Cereal - A C11 library for serialization (Grant, W. Shane and Voorhies, Randolph (2017) http://uscilab.github.io/cereal).
External content distributed together with this software
HRTF files, corresponding to IRC_1008, IRC_1013, IRC_1022, IRC_1031, IRC_1032, IRC_1048 and IRC_1053, are extracted from the LISTEN database and processed to extract ITD, shortened in different lengths and resampled at different sampling frequencies.
Audio clips “anechoic Guitar” and “Anechoic Speech” are extracted from Music from Archimedes, Bang&Olufsen, 1992.
For complete documentation on the 3D Tune-In Toolkit, see the doc directory of this distribution.
This software was developed by a team coordinated by
- Arcadio Reyes-Lecuona (University of Malaga). Contact: email@example.com
- Lorenzo Picinali (Imperial College London). Contact: firstname.lastname@example.org
The members of the development team are (in alphabetical order):
- Maria Cuevas-Rodriguez (University of Malaga)
- Carlos Garre (University of Malaga) (Left the team Jan 2018)
- Daniel Gonzalez-Toledo (University of Malaga)
- Luis Molina-Tanco (University of Malaga)
- Ernesto de la Rubia (University of Malaga) (Left the team Apr 2018)
- Ángel Rodríguez-Rivero (University of Malaga) (Joined the team Feb 2018)
- David Poirier-Quinot (Imperial College London) produced filter coefficients to simulate near field effects and high performance spatialization. He also contributed in the design of algorithms implemented in the Hearing Loss simulator.
Copyright and License
The 3D Tune-In Toolkit and the 3D Tune-In Resource Management Package are both Copyright (c) University of Malaga and Imperial College London – 2018.

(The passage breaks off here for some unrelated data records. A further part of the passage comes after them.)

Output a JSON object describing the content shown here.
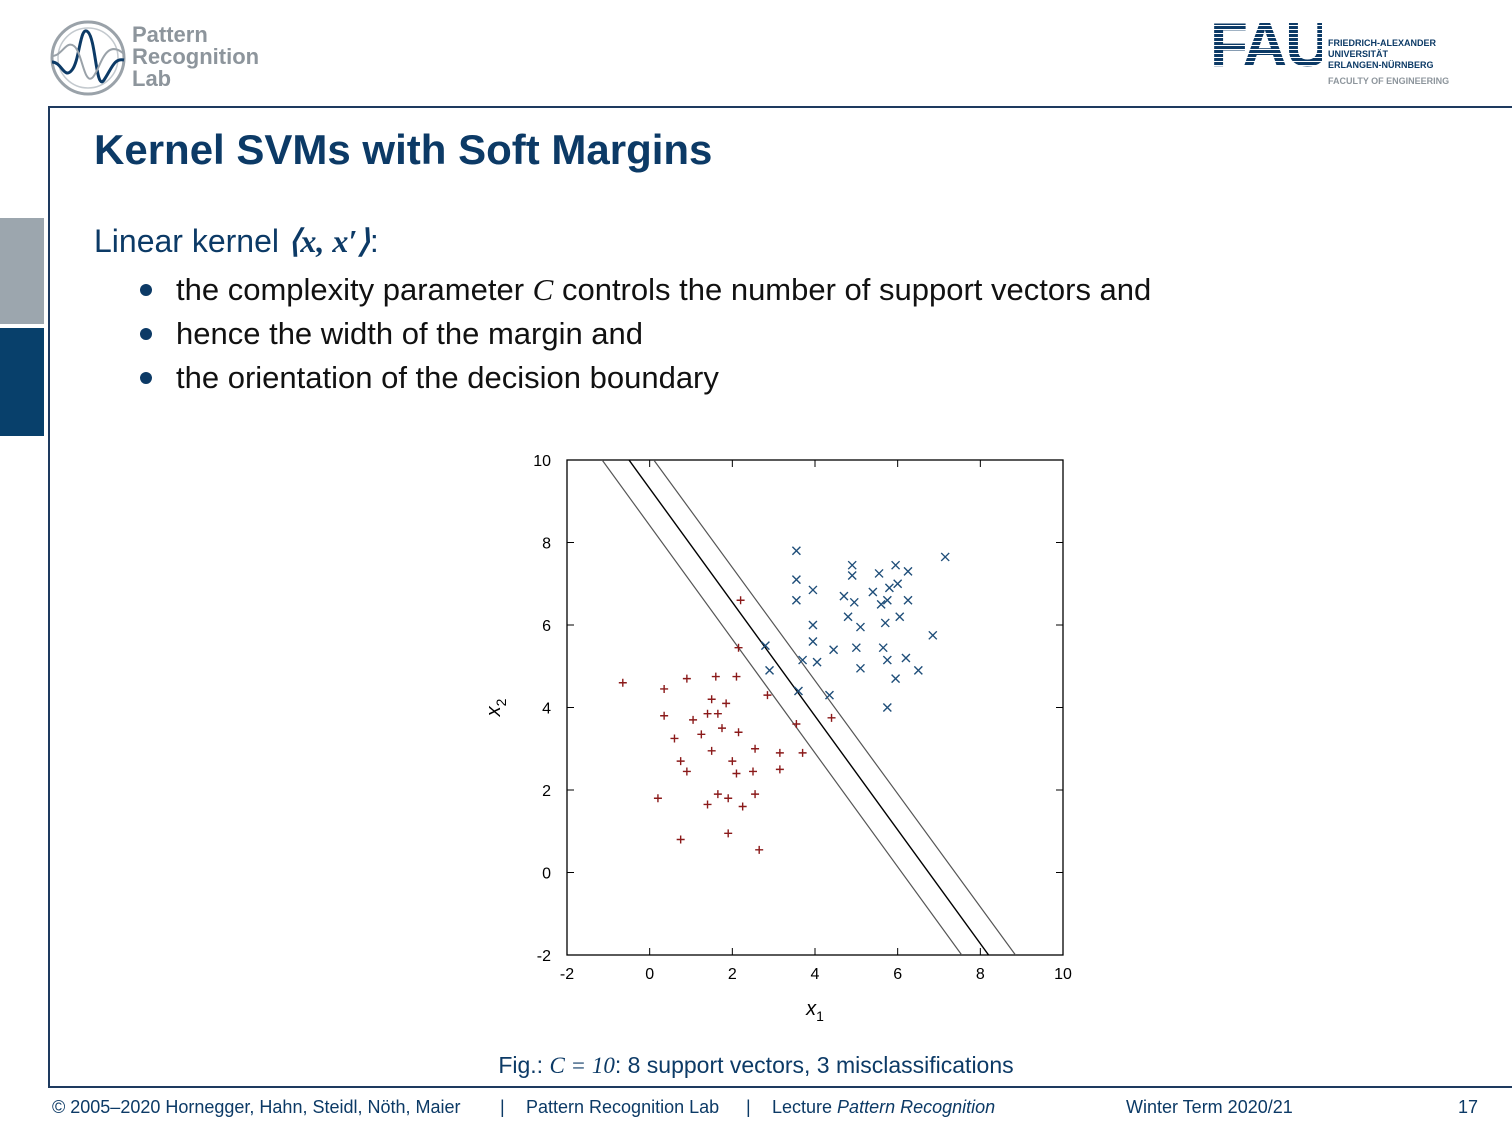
{
  "header": {
    "lab_logo_lines": [
      "Pattern",
      "Recognition",
      "Lab"
    ],
    "university_logo_letters": "FAU",
    "university_lines": [
      "FRIEDRICH-ALEXANDER",
      "UNIVERSITÄT",
      "ERLANGEN-NÜRNBERG"
    ],
    "faculty": "FACULTY OF ENGINEERING"
  },
  "slide": {
    "title": "Kernel SVMs with Soft Margins",
    "intro": "Linear kernel ⟨x, x′⟩:",
    "intro_text": "Linear kernel ",
    "intro_math": "⟨x, x′⟩",
    "intro_colon": ":",
    "bullets": [
      {
        "pre": "the complexity parameter ",
        "math": "C",
        "post": " controls the number of support vectors and"
      },
      {
        "pre": "hence the width of the margin and",
        "math": "",
        "post": ""
      },
      {
        "pre": "the orientation of the decision boundary",
        "math": "",
        "post": ""
      }
    ],
    "caption_pre": "Fig.: ",
    "caption_math": "C = 10",
    "caption_post": ": 8 support vectors, 3 misclassifications"
  },
  "chart_data": {
    "type": "scatter",
    "xlabel": "x1",
    "ylabel": "x2",
    "xlim": [
      -2,
      10
    ],
    "ylim": [
      -2,
      10
    ],
    "xticks": [
      -2,
      0,
      2,
      4,
      6,
      8,
      10
    ],
    "yticks": [
      -2,
      0,
      2,
      4,
      6,
      8,
      10
    ],
    "grid": false,
    "series": [
      {
        "marker": "plus",
        "color": "#8b1a1a",
        "points": [
          [
            -0.65,
            4.6
          ],
          [
            0.35,
            4.45
          ],
          [
            0.9,
            4.7
          ],
          [
            1.6,
            4.75
          ],
          [
            2.1,
            4.75
          ],
          [
            1.5,
            4.2
          ],
          [
            1.85,
            4.1
          ],
          [
            1.4,
            3.85
          ],
          [
            1.65,
            3.85
          ],
          [
            1.05,
            3.7
          ],
          [
            0.35,
            3.8
          ],
          [
            1.75,
            3.5
          ],
          [
            2.15,
            3.4
          ],
          [
            1.25,
            3.35
          ],
          [
            0.6,
            3.25
          ],
          [
            1.5,
            2.95
          ],
          [
            2.55,
            3.0
          ],
          [
            0.75,
            2.7
          ],
          [
            2.0,
            2.7
          ],
          [
            0.9,
            2.45
          ],
          [
            2.1,
            2.4
          ],
          [
            2.5,
            2.45
          ],
          [
            0.2,
            1.8
          ],
          [
            1.4,
            1.65
          ],
          [
            1.65,
            1.9
          ],
          [
            1.9,
            1.8
          ],
          [
            2.25,
            1.6
          ],
          [
            2.55,
            1.9
          ],
          [
            0.75,
            0.8
          ],
          [
            1.9,
            0.95
          ],
          [
            2.65,
            0.55
          ],
          [
            2.2,
            6.6
          ],
          [
            2.15,
            5.45
          ],
          [
            2.85,
            4.3
          ],
          [
            3.15,
            2.9
          ],
          [
            3.15,
            2.5
          ],
          [
            3.55,
            3.6
          ],
          [
            3.7,
            2.9
          ],
          [
            4.4,
            3.75
          ]
        ]
      },
      {
        "marker": "cross",
        "color": "#1f4e79",
        "points": [
          [
            3.55,
            7.8
          ],
          [
            3.55,
            7.1
          ],
          [
            3.55,
            6.6
          ],
          [
            3.95,
            6.85
          ],
          [
            4.9,
            7.45
          ],
          [
            4.9,
            7.2
          ],
          [
            5.55,
            7.25
          ],
          [
            5.95,
            7.45
          ],
          [
            6.25,
            7.3
          ],
          [
            7.15,
            7.65
          ],
          [
            5.8,
            6.9
          ],
          [
            6.0,
            7.0
          ],
          [
            5.4,
            6.8
          ],
          [
            4.7,
            6.7
          ],
          [
            4.95,
            6.55
          ],
          [
            5.6,
            6.5
          ],
          [
            5.75,
            6.6
          ],
          [
            6.25,
            6.6
          ],
          [
            4.8,
            6.2
          ],
          [
            6.05,
            6.2
          ],
          [
            3.95,
            6.0
          ],
          [
            5.1,
            5.95
          ],
          [
            5.7,
            6.05
          ],
          [
            6.85,
            5.75
          ],
          [
            3.95,
            5.6
          ],
          [
            4.45,
            5.4
          ],
          [
            5.0,
            5.45
          ],
          [
            5.65,
            5.45
          ],
          [
            2.8,
            5.5
          ],
          [
            3.7,
            5.15
          ],
          [
            4.05,
            5.1
          ],
          [
            5.75,
            5.15
          ],
          [
            6.2,
            5.2
          ],
          [
            2.9,
            4.9
          ],
          [
            5.1,
            4.95
          ],
          [
            6.5,
            4.9
          ],
          [
            5.95,
            4.7
          ],
          [
            3.6,
            4.4
          ],
          [
            4.35,
            4.3
          ],
          [
            5.75,
            4.0
          ]
        ]
      }
    ],
    "lines": [
      {
        "role": "decision-boundary",
        "from": [
          -0.5,
          10
        ],
        "to": [
          8.2,
          -2
        ]
      },
      {
        "role": "margin",
        "from": [
          -1.15,
          10
        ],
        "to": [
          7.55,
          -2
        ]
      },
      {
        "role": "margin",
        "from": [
          0.1,
          10
        ],
        "to": [
          8.85,
          -2
        ]
      }
    ]
  },
  "footer": {
    "copyright": "© 2005–2020 Hornegger, Hahn, Steidl, Nöth, Maier",
    "separator": "|",
    "lab": "Pattern Recognition Lab",
    "lecture_prefix": "Lecture ",
    "lecture_title": "Pattern Recognition",
    "term": "Winter Term 2020/21",
    "page": "17"
  }
}
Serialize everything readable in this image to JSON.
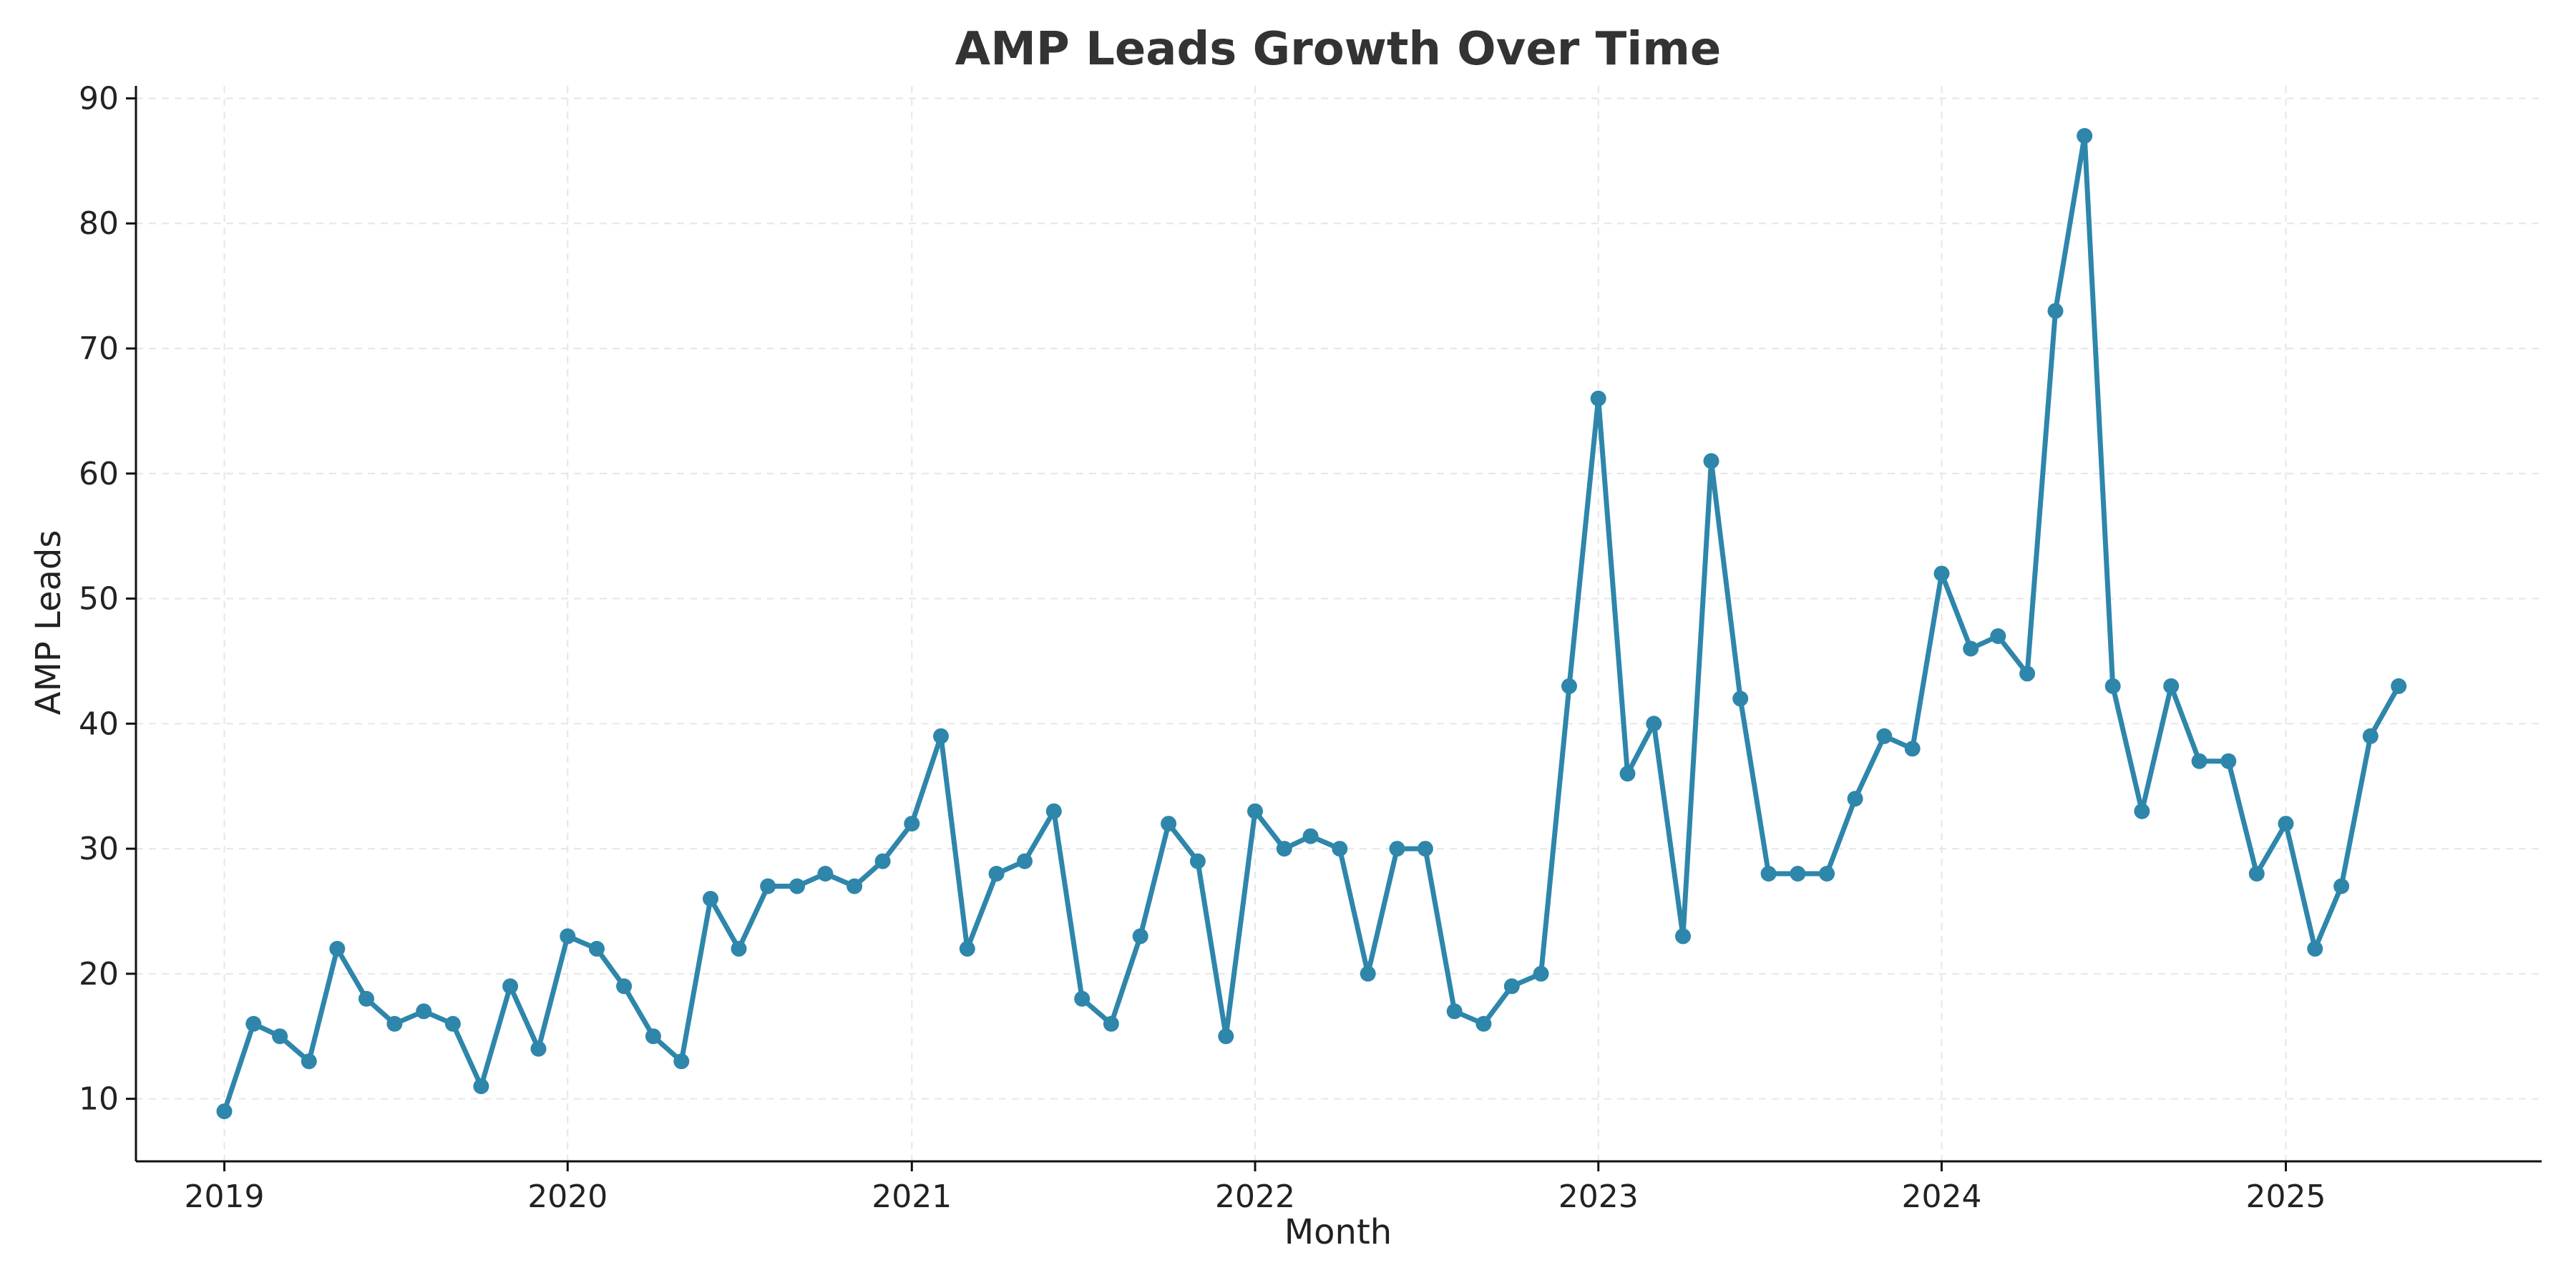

As copyright owners, University of Malaga and Imperial College London can license the 3D Tune-In Toolkit and the 3D Tune-In Resource Management Package under different license terms, and offer the following licenses for the 3D Tune-In Toolkit and the 3D Tune-In Resource Management Package:
- GPL v3, a popular open-source license with strong copyleft conditions (the default license)
- Commercial or closed-source licenses
If you license the 3D Tune-In Toolkit or the 3D Tune-In Resource Management Package under GPL v3, there is no license fee or signed license agreement: you just need to comply with the GPL v3 terms and conditions. See 3DTI_AUDIOTOOLKIT_LICENSE and LICENSE for further information.
If you purchase a commercial or closed-source license for the 3D Tune-In Toolkit and the 3D Tune-In Resource Management Package, you must comply with the terms and conditions listed in the associated license agreement; the GPL v3 terms and conditions do not apply. For more information about the commercial license, contact Arcadio Reyes-Lecuona (email@example.com) or Lorenzo Picinali (firstname.lastname@example.org).
The 3D Tune-In Toolkit and the 3D Tune-In Resource Management Package software themself remain the same: the only difference between an open-source 3D Tune-In Toolkit and a commercial 3D Tune-In Toolkit are the license terms. That is also the case of the 3D Tune-In Resource Management Package.
We would like to acknowledge Dr. Brian FG Katz and his team for their contributions in the field of sound spatialization, which were used as the basis for part of this software.